Quant à Mr. Darcy il apprit la nouvelle sans déplaisir : Elizabeth était restée assez longtemps à Netherfield et il se sentait attiré vers elle plus qu’il ne l’aurait voulu. D’un autre côté, miss Bingley la traitait avec peu de politesse et le harcelait lui-même de ses moqueries. Il résolut sagement de ne laisser échapper aucune marque d’admiration, aucun signe qui pût donner à Elizabeth l’idée qu’elle possédait la moindre influence sur sa tranquillité. Si un tel espoir avait pu naître chez elle, il était évident que la conduite de Darcy pendant cette dernière journée devait agir de façon définitive, ou pour le confirmer, ou pour le détruire.
Ferme dans sa résolution, c’est à peine s’il adressa la parole à Elizabeth durant toute la journée du samedi et, dans un tête-à-tête d’une demi-heure avec elle, resta consciencieusement plongé dans son livre sans même lui jeter un regard.
Le dimanche après l’office du matin eut lieu cette séparation presque unanimement souhaitée. Miss Bingley, au moment des adieux, sentit s’augmenter son affection pour Jane et redevint polie envers Elizabeth ; elle embrassa l’une tendrement en l’assurant de la joie qu’elle aurait toujours à la revoir et serra la main de l’autre presque amicalement. Elizabeth, de son côté, se sentait de très joyeuse humeur en prenant congé.
L’accueil qu’elles reçurent de leur mère en arrivant à Longbourn fut moins cordial. Mrs. Bennet s’étonna de leur retour et les blâma sévèrement d’avoir donné à leurs hôtes l’embarras de les faire reconduire. De plus, elle était bien sûre que Jane avait repris froid ; mais leur père, malgré l’expression laconique de son contentement, était très heureux de les voir de retour.
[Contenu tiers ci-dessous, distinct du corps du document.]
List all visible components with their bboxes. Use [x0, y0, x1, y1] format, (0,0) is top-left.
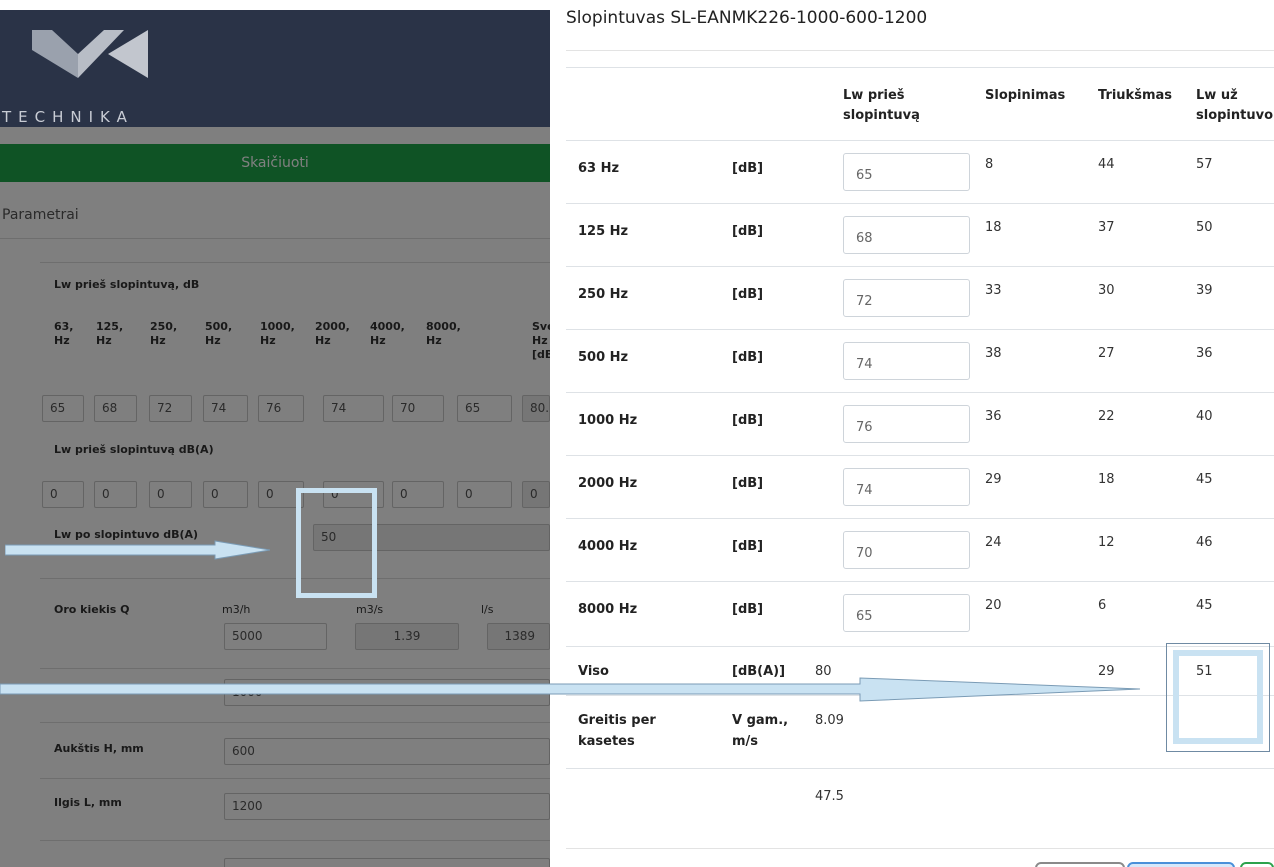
row-frequency: 63 Hz [578, 161, 620, 176]
modal-backdrop[interactable] [0, 127, 550, 867]
row-unit: [dB] [732, 350, 764, 365]
header-lw-after-1: Lw už [1196, 88, 1238, 103]
site-header: TECHNIKA [0, 10, 550, 127]
row-unit: [dB] [732, 602, 764, 617]
top-gap [0, 0, 550, 10]
modal-header-divider [566, 50, 1274, 51]
row-frequency: 250 Hz [578, 287, 629, 302]
row-frequency: 8000 Hz [578, 602, 638, 617]
row-lw-input[interactable]: 74 [843, 468, 970, 506]
row-frequency: 500 Hz [578, 350, 629, 365]
row-attenuation: 29 [985, 472, 1002, 487]
speed-label-2: kasetes [578, 734, 635, 749]
row-frequency: 1000 Hz [578, 413, 638, 428]
row-lw-input[interactable]: 65 [843, 594, 970, 632]
row-lw-after: 50 [1196, 220, 1213, 235]
row-noise: 44 [1098, 157, 1115, 172]
close-button[interactable] [1035, 862, 1125, 867]
row-noise: 6 [1098, 598, 1107, 613]
row-lw-after: 39 [1196, 283, 1213, 298]
row-frequency: 2000 Hz [578, 476, 638, 491]
row-attenuation: 20 [985, 598, 1002, 613]
row-lw-after: 40 [1196, 409, 1213, 424]
speed-value: 8.09 [815, 713, 844, 728]
primary-button[interactable] [1127, 862, 1235, 867]
table-top-border [566, 67, 1274, 68]
row-lw-after: 45 [1196, 598, 1213, 613]
row-frequency: 4000 Hz [578, 539, 638, 554]
secondary-button[interactable] [1240, 862, 1274, 867]
row-divider [566, 140, 1274, 141]
extra-value: 47.5 [815, 789, 844, 804]
row-divider [566, 455, 1274, 456]
row-noise: 22 [1098, 409, 1115, 424]
modal-title: Slopintuvas SL-EANMK226-1000-600-1200 [566, 8, 928, 28]
row-attenuation: 33 [985, 283, 1002, 298]
row-lw-input[interactable]: 74 [843, 342, 970, 380]
annotation-highlight-box [296, 488, 377, 598]
mk-logo-icon [32, 30, 148, 78]
row-attenuation: 8 [985, 157, 994, 172]
row-lw-after: 45 [1196, 472, 1213, 487]
row-unit: [dB] [732, 161, 764, 176]
row-unit: [dB] [732, 287, 764, 302]
row-unit: [dB] [732, 539, 764, 554]
annotation-highlight-box [1173, 650, 1263, 744]
row-lw-after: 57 [1196, 157, 1213, 172]
logo-text: TECHNIKA [2, 108, 134, 126]
header-noise: Triukšmas [1098, 88, 1173, 103]
main-form-panel: TECHNIKA Skaičiuoti Parametrai Lw prieš … [0, 0, 550, 867]
header-lw-after-2: slopintuvo [1196, 108, 1274, 123]
row-divider [566, 581, 1274, 582]
row-attenuation: 24 [985, 535, 1002, 550]
row-divider [566, 392, 1274, 393]
row-frequency: 125 Hz [578, 224, 629, 239]
row-lw-after: 46 [1196, 535, 1213, 550]
row-lw-after: 36 [1196, 346, 1213, 361]
row-noise: 27 [1098, 346, 1115, 361]
speed-label-1: Greitis per [578, 713, 656, 728]
speed-unit-2: m/s [732, 734, 759, 749]
annotation-arrow-icon [0, 677, 1141, 702]
row-divider [566, 266, 1274, 267]
row-attenuation: 18 [985, 220, 1002, 235]
row-divider [566, 768, 1274, 769]
header-attenuation: Slopinimas [985, 88, 1066, 103]
header-lw-before-1: Lw prieš [843, 88, 905, 103]
row-lw-input[interactable]: 70 [843, 531, 970, 569]
row-noise: 37 [1098, 220, 1115, 235]
header-lw-before-2: slopintuvą [843, 108, 920, 123]
row-noise: 18 [1098, 472, 1115, 487]
row-divider [566, 203, 1274, 204]
annotation-arrow-icon [5, 540, 270, 560]
row-unit: [dB] [732, 413, 764, 428]
modal-footer-divider [566, 848, 1274, 849]
row-lw-input[interactable]: 68 [843, 216, 970, 254]
row-unit: [dB] [732, 476, 764, 491]
row-noise: 12 [1098, 535, 1115, 550]
row-attenuation: 36 [985, 409, 1002, 424]
row-divider [566, 329, 1274, 330]
row-noise: 30 [1098, 283, 1115, 298]
row-lw-input[interactable]: 76 [843, 405, 970, 443]
speed-unit-1: V gam., [732, 713, 789, 728]
row-attenuation: 38 [985, 346, 1002, 361]
row-divider [566, 518, 1274, 519]
row-unit: [dB] [732, 224, 764, 239]
row-lw-input[interactable]: 72 [843, 279, 970, 317]
row-lw-input[interactable]: 65 [843, 153, 970, 191]
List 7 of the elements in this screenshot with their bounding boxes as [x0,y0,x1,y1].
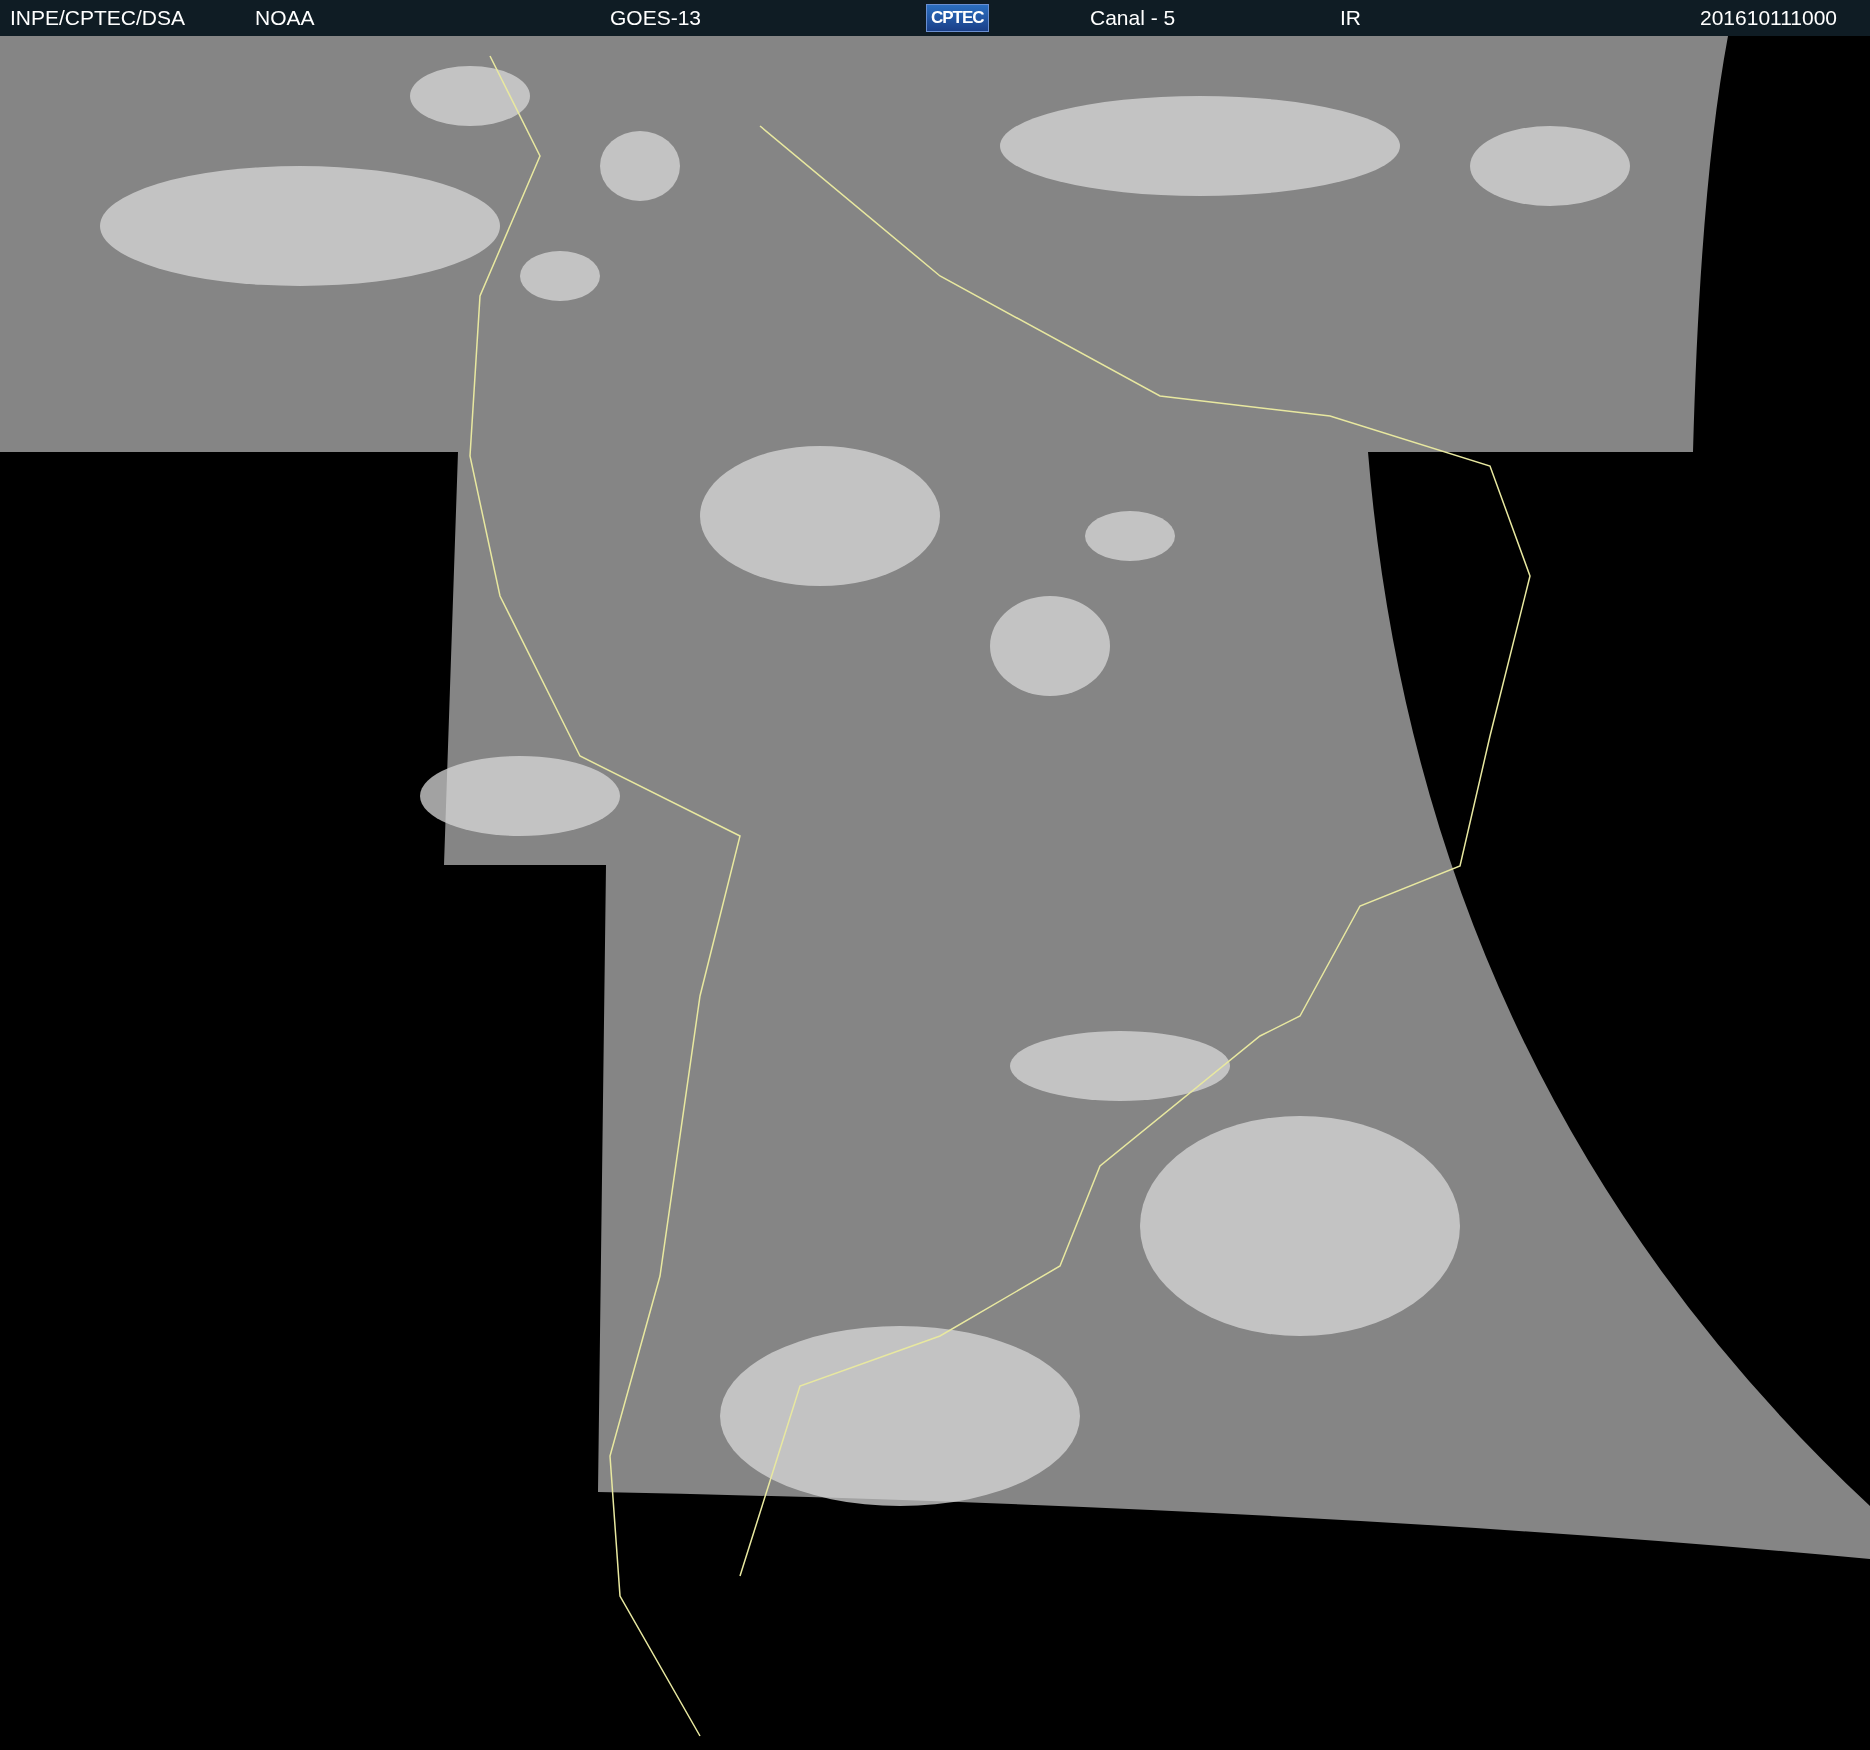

Ses filles aînées lui avaient beaucoup manqué ; il avait senti la place qu’elles occupaient à son foyer, et les veillées familiales, en leur absence, avaient perdu beaucoup de leur animation et presque tout leur charme.
Elles trouvèrent Mary plongée dans ses grandes études et, comme d’habitude, prête à leur lire les derniers extraits de ses lectures accompagnées de réflexions philosophiques peu originales. Catherine et Lydia avaient des nouvelles d’un tout autre genre ; il s’était passé beaucoup de choses au régiment depuis le précédent mercredi : plusieurs officiers étaient venus dîner chez leur oncle ; un soldat avait été fustigé et le bruit du prochain mariage du colonel Forster commençait à se répandre.